The long-running dispute between China and the Philippines has at last come to a
close when the UN tribunal declares Chinas claims as irrelevant and a violation of
the Philippines sovereign rights. In light of Chinas refusal to accept the rulings, it
has opted for bilateral talks between the Chinese and Filipino government.
After winning favour in the Permanent Court of Arbitration (PCA), the Philippines is
now in a rut on how to enforce the decision on the West Philippine Sea. The PCA has
no implementing arm. Fishermen are still hesitant to cast their nets and given
Chinas refusal to withdraw, there is good reason for the hesitation. In light of this,
President Rodrigo Duterte mulls over the possibility of bilateral negotiations to
maintain friendly relations with China.

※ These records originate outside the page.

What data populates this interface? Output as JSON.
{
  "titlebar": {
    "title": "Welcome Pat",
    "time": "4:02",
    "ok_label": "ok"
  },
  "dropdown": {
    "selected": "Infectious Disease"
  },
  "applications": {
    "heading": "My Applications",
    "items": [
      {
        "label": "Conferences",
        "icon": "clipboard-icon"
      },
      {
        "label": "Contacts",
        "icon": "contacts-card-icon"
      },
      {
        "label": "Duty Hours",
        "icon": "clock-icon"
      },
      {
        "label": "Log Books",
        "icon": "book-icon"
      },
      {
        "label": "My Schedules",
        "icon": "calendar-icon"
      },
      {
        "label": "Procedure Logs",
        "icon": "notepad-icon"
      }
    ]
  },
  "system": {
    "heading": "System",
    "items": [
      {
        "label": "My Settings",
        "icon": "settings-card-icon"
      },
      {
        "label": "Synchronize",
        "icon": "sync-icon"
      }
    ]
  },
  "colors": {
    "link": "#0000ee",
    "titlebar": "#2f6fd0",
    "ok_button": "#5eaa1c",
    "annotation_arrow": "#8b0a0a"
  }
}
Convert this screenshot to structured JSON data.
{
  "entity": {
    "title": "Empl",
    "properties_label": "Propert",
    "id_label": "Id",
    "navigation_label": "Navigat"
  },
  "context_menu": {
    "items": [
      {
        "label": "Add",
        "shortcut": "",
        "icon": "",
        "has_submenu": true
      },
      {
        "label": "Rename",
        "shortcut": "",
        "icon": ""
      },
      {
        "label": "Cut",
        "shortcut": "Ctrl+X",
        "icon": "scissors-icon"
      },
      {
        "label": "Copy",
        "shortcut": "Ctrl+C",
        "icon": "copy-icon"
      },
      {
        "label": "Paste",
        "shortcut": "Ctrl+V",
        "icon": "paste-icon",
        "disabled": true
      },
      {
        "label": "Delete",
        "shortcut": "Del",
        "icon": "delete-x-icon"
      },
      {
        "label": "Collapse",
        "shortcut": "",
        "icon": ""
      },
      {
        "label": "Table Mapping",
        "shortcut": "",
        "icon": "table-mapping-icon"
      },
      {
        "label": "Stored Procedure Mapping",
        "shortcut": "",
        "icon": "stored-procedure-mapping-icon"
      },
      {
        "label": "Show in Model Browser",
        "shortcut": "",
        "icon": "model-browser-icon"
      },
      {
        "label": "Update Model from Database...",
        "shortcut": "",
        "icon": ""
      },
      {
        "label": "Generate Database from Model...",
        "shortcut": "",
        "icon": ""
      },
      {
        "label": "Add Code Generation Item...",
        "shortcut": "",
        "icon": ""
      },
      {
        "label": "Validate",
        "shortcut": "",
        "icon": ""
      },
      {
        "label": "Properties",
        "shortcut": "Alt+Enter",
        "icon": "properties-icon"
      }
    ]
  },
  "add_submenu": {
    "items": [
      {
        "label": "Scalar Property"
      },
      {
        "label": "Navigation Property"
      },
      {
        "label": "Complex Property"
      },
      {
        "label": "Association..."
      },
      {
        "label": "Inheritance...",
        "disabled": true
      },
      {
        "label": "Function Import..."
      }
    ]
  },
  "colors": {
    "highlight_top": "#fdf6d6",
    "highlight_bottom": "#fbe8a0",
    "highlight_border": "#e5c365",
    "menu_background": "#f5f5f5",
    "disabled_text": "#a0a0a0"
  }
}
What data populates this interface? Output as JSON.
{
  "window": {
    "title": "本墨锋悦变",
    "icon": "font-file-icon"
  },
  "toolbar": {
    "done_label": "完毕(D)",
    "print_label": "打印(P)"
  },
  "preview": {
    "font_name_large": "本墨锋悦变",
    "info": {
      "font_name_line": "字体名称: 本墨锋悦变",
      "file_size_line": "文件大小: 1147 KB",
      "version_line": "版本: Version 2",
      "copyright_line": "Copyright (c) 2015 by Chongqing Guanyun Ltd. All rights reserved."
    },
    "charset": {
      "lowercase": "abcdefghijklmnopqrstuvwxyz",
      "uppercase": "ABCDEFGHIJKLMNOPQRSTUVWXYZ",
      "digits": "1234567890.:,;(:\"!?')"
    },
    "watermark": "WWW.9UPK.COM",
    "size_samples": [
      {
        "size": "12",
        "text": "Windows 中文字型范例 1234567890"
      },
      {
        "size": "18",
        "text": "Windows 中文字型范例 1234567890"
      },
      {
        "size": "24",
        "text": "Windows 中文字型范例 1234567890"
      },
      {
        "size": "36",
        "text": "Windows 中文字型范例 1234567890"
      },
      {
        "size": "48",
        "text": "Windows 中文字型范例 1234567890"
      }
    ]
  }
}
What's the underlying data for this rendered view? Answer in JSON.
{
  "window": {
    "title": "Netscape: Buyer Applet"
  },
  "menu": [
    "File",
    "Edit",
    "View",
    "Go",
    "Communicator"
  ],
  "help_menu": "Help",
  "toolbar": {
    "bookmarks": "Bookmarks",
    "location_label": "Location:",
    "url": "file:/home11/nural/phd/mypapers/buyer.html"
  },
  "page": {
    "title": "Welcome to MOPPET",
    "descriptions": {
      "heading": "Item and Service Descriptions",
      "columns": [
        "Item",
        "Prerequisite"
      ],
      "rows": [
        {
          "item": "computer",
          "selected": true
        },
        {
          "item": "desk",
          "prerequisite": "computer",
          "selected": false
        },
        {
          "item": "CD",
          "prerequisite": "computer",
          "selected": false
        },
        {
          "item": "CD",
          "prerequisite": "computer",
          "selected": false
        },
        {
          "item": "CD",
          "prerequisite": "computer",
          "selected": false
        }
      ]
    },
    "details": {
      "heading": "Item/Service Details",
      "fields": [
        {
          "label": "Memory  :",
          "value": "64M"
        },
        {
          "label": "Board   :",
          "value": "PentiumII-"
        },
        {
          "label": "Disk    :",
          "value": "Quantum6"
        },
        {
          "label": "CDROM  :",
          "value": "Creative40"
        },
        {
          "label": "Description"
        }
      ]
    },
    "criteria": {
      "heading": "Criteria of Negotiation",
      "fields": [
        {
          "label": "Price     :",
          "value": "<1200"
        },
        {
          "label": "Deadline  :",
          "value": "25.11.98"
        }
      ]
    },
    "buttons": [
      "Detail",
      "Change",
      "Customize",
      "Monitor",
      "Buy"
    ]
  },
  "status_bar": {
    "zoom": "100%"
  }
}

He appeals to China, saying, I hope you
treat us as brothers and not as enemies and take note of the plight of our citizens.
He agrees to the bilateral negotiations as long as it respects the arbitration ruling
and sets into consideration the Philippines rights in the West Philippine Sea.
The Association of Southeast Asian Nations (ASEAN) is also confused about how
to handle the situation. Many of the members argue that Chinas relative size and
power gives it an unfair advantage. In fact, China boycotted the proceedings,
reiterating that the tribunal has no authority and jurisdiction and its decisions will be
duly ignored. The country is now under much scrutiny and pressure; its next move
can only set its true position in the international community.